Changes to Laws Pertaining to the Restaurant Industry
As of March 23, 2018, the federal government passed a budget spending bill that brought back sharing tips with other workers. The bill also prohibited employers, managers and supervisors from taking the tips their employers made, which was one of the most hated parts of the proposal. However, the law allowed employees who receive tips, such as waitstaff, to share tips with those who do not, such as cooks, even if the restaurant pays full minimum wage to all of its employees. This is a drastic change from the traditional rule, which disallowed the sharing of tips.
What This Means for California
In addition, this marks a change in seven states that lack a tip credit, including California. Restaurant operators are allowed to request servers to tip others who work the back of the house if they pay the full minimum wage to those workers.
Restaurants in the state are happy with these new rules. One owner of a pizza place in the Walnut Creek area stated that he started sharing tips with back of the house workers almost immediately after the changes made to the Fair Labor Standards Act or FLSA. He added that restaurants should always better compensate their kitchen workers, especially as there is a shortage of labor in that area.

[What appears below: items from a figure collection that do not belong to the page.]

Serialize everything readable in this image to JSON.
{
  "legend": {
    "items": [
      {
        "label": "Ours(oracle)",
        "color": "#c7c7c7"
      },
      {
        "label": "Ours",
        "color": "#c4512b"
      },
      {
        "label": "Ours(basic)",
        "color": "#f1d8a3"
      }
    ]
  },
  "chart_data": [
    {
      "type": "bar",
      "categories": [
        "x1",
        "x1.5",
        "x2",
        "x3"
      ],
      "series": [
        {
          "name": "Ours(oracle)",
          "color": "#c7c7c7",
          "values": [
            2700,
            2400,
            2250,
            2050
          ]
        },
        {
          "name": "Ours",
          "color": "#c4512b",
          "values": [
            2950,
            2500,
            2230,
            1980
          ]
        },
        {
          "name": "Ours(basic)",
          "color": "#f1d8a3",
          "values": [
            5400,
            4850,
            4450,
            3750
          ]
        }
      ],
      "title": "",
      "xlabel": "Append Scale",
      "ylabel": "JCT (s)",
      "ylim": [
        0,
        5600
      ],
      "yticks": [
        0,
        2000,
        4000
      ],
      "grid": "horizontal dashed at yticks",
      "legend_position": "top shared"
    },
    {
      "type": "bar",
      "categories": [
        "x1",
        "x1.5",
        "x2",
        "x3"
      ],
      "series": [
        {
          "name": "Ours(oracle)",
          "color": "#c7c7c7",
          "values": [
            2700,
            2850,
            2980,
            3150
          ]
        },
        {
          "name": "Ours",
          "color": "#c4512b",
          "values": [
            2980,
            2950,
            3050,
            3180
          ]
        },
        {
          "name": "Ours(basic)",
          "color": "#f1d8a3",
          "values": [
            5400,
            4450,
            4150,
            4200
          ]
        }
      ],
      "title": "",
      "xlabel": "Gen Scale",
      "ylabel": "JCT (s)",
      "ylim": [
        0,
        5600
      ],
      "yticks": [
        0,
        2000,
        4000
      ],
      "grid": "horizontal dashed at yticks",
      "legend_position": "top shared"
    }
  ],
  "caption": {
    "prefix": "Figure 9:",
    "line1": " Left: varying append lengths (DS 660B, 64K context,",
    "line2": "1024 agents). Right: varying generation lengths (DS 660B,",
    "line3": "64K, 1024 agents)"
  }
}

Another restaurant owner said she would share tips with her kitchen workers once her restaurant moved to a new space and in a second establishment she planned to open. She pointed out that kitchen people are underpaid and that sharing tips helps to compensate for that.
Not So Great News
Although most restaurant owners and operators are happy to be able to share tips with kitchen workers, it’s not always a good thing. When they have this power, it could work against the cost of doing business, such as avoiding giving cooks a raise. If a cook knows that they deserve that raise, they could end up looking into speaking with a Los Angeles restaurant worker rights lawyer and file a lawsuit. Over time, this practice can also lead to the relief of tipping, which is not a good thing. Staff can continue looking into speaking with an employee rights attorney for restaurant workers as a result.
Unfortunately, not all servers are happy about the new rules about sharing tips. Some believe it’s the restaurant’s responsibility to take care of the back of the house and pay cooks and other kitchen staff a better salary. Others believe it’s selfish not to share tips with cooks and other back of the house workers.
If you are a server or other restaurant worker in California who has been denied a fair salary or tips, you need a Los Angeles restaurant worker rights lawyer on your side. An employment attorney Los Angeles based can help you recover what you deserve. The best lawyer for restaurant employee discrimination Los Angeles has can help you start your claim. Contact an employee rights attorney for restaurant workers to ensure you can fight back. Your lawyer for restaurant employee discrimination Los Angeles based will advise you on the best course of action to take in your case. Contact a top employment attorney Los Angeles based at your earliest convenience.